1. Awal dimulai

11 0 0
                                    


Kita tak pernah tahu, bagaimana nasib seseorang diujung pilihan.
Dan masa depan yang bergantung akan pilihan tersebut dapat berubah kapanpun tanpa diminta.
Namun, dapatkah lari dari kenyataan?
Untuk kali ini, itu adalah keputusan gila.
Lari, hanya akan membuat masalah baru, begitu pula dengan pilihan yang semakin bertambah.
Karena dilihat dari sisi mana pun, pada akhirnya, kita harus memilih antara melakukannya atau menanggung eksekusi.

Kini, di siang hari yang terik, suasana setiap kelas hampir terasa seperti dipanggang dengan api menyala. Beberapa kipas angin di sudut ruangan sama sekali tak meredakan peluh keringat pada masing-masing murid. Tangan mereka mengibas diudara, dengan jas almamater yang sudah kompak ditanggalkan. Ditambah lagi pelajaran berbobot rasanya tak ada satupun yang dapat dicerna oleh otak.

Sama halnya dirasakan gadis disuatu kelas lantai tiga yang menjadi sasaran empuk matahari karena letaknya tepat di tengah-tengah.

Si gadis menyeka keringat pada dahi dengan tisu kering. Lalu menoleh ke samping kanannya.

"Apa kau masih memiliki minum?" tanyanya pada teman sebangkunya.

Temannya menggeleng pelan, membuatnya mendesah kecewa. Ia bangkit dari duduknya, berniat izin ke kamar kecil berkedok untuk membeli air mineral di kantin.

Setelah melenggang dari kelas, gadis itu merenggangkan ototnya sembari menghembuskan napas. Setidaknya di luar tidak sepanas berada di dalam kelas.

Ia melihat sekitarnya yang tentu saja sepi. Tanpa berlama-lama akhirnya gadis itu sudah berada di kantin. Gadis itu segera membayar setelah mengambil botol yang dicarinya lalu berniat kembali ke kelasnya. Namun, siapa sangka ketika ia berbelok melewati lorong laboratorium yang menghubungkan dengan lorong kelas lantai satu tiba-tiba terdengar bunyi benturan yang lumayan keras.

"Astaga, Tuhan!" katanya terkejut sembari reflek membuat jarak dengan ruangan itu.

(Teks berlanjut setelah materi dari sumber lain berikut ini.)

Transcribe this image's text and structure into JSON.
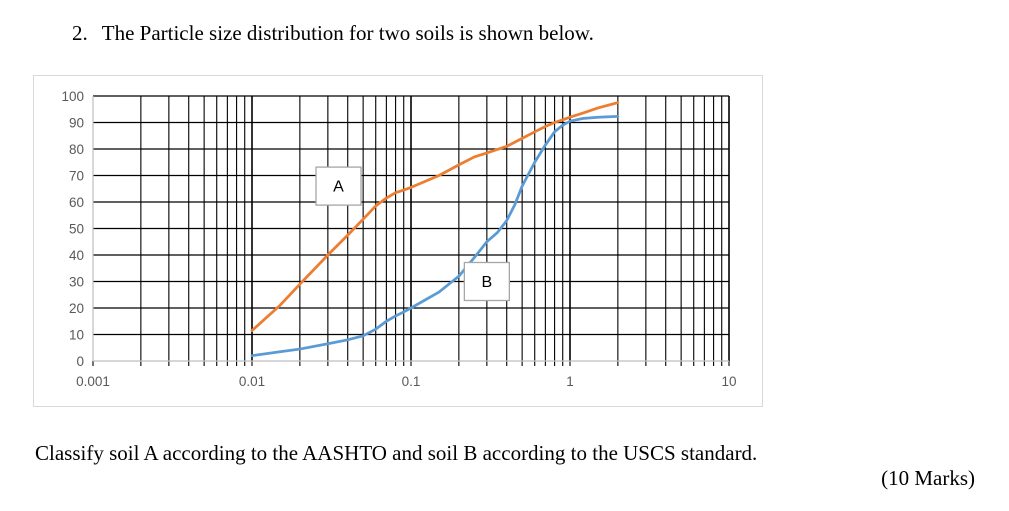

Alih-alih mengabaikan, dirinya justru malah penasaran. Pada akhirnya, ia mencoba untuk memeriksa. Tangannya yang bebas mendorong pelan pintu ruangan itu, tetapi pandangannya tak kunjung menangkap penyebab bunyi yang ia rasa itu adalah sesuatu yang berbenturan dengan lantai. Saat ingin melangkah masuk ke dalam, pergerakannya dihentikan oleh seseorang. Gadis itu menatap bingung ke arahnya.

"Berhenti, Rhesh Mangata." Orang itu berucap serius.

Rhesh semakin dibuat bertanya-tanya kala Samuel yang merupakan kakak kelasnya sekaligus senior anggota klub olahraga menariknya menjauh, tak lupa lelaki itu menutup rapat pintu laboratorium tersebut seolah tak ingin memberi celah bagi siapapun mengusik ruangan itu.

"Memangnya kenapa kau menjauhkanku dari sana, Kak Samu?"

Pertanyaan yang sudah pasti terlontar itu tak langsung dibalas. Hingga saat dirasa keduanya hampir sampai di lantai dua barulah lelaki itu angkat bicara.

"Aku merasa ada yang tidak beres saja, siapa tahu ada benda berbahaya yang bisa saja melukaimu," Samuel berucap sembari memandang kelas milik si gadis yang sudah terlihat, "untuk sekarang lupakan hal tadi,"

Jika benar ada sesuatu yang berbahaya mungkin itu karena peralatan yang jatuh atau pecahan zat kimia lain, dan ia rasa akan ada yang bertugas membersihkan, begitulah kira-kira isi pikiran Rhesh yang memilih tak terlalu mengambil pusing. Meskipun tak dapat dipungkiri jiwa penasarannya terpancing.

"Kakak berkata begitu, membuatku semakin penasaran. Tapi, baiklah," kata Rhesh sebelum melambai pada Samuel.

Si senior klub olahraga menatap punggung yang menjauh dengan sorot mata yang sulit diartikan. Pikirannya kembali pada ruangan mencurigakan itu. Samuel itu terkadang suka negative thinking.